ECLI:NL:GHAMS:2022:2453
Gerechtshof Amsterdam
- Beschikking
- Rechtspraak.nl
Curatele en bescherming van niet-vermogensrechtelijke belangen van een betrokkene met verstandelijke beperking
In deze zaak heeft het Gerechtshof Amsterdam op 23 augustus 2022 uitspraak gedaan in hoger beroep over de curatele van een betrokkene met een verstandelijke beperking. De betrokkene, geboren in 1963, staat sinds 20 juni 2006 onder bewind, waarbij [X] is benoemd tot bewindvoerder. De kantonrechter in de rechtbank Noord-Holland had op 11 november 2021 het verzoek van de betrokkene om ontslag van [X] en benoeming van een andere bewindvoerder afgewezen. De betrokkene verzocht het hof om de bestreden beschikking te vernietigen, terwijl [X] verzocht om bekrachtiging van de beschikking.
De betrokkene heeft sinds 2020 een intensieve vriendschap ontwikkeld met [informant], wat heeft geleid tot sociaal isolement en veranderingen in zijn gedrag.

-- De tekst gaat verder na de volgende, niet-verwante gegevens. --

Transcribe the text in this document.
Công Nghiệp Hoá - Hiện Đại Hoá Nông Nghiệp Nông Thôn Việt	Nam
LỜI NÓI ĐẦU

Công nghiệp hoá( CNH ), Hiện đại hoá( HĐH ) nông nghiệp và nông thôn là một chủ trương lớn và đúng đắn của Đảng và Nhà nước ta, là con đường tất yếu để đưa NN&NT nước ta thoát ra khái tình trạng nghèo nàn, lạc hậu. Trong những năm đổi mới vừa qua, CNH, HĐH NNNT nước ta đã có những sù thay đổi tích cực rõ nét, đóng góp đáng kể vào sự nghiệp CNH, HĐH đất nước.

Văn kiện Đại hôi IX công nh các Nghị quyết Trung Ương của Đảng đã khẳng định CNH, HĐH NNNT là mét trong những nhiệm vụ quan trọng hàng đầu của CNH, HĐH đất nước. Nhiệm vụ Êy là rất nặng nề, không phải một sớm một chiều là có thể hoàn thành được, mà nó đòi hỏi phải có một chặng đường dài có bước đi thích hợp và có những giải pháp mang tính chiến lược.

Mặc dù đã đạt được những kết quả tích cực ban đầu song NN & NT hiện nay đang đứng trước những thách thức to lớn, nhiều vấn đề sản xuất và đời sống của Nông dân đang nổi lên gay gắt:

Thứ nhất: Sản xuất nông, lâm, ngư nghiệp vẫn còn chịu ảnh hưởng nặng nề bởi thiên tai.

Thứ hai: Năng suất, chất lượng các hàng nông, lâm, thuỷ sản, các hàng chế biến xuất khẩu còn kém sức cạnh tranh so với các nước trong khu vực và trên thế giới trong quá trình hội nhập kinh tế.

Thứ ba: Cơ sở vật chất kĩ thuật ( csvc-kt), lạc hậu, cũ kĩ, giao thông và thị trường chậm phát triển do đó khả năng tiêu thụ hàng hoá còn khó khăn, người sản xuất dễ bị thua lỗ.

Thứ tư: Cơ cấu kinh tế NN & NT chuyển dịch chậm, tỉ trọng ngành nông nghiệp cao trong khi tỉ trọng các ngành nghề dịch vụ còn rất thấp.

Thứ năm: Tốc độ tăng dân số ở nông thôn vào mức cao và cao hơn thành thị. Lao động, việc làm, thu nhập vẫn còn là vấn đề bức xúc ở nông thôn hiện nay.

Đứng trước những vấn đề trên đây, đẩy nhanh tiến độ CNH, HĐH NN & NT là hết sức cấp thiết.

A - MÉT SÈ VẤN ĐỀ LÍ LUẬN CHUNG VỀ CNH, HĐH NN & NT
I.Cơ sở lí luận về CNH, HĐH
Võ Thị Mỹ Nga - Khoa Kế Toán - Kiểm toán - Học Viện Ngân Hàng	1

De familie van de betrokkene, waaronder zijn broer en zus, hebben zorgen geuit over zijn welzijn en de invloed van deze vriendschap. Het hof heeft vastgesteld dat de betrokkene niet in staat is zijn niet-vermogensrechtelijke belangen naar behoren te behartigen, mede door zijn verstandelijke beperking en het recente isolement. Het hof oordeelt dat de bescherming die het bewind biedt onvoldoende is, vooral in het licht van de mogelijkheid van een huwelijk en de bijbehorende juridische implicaties.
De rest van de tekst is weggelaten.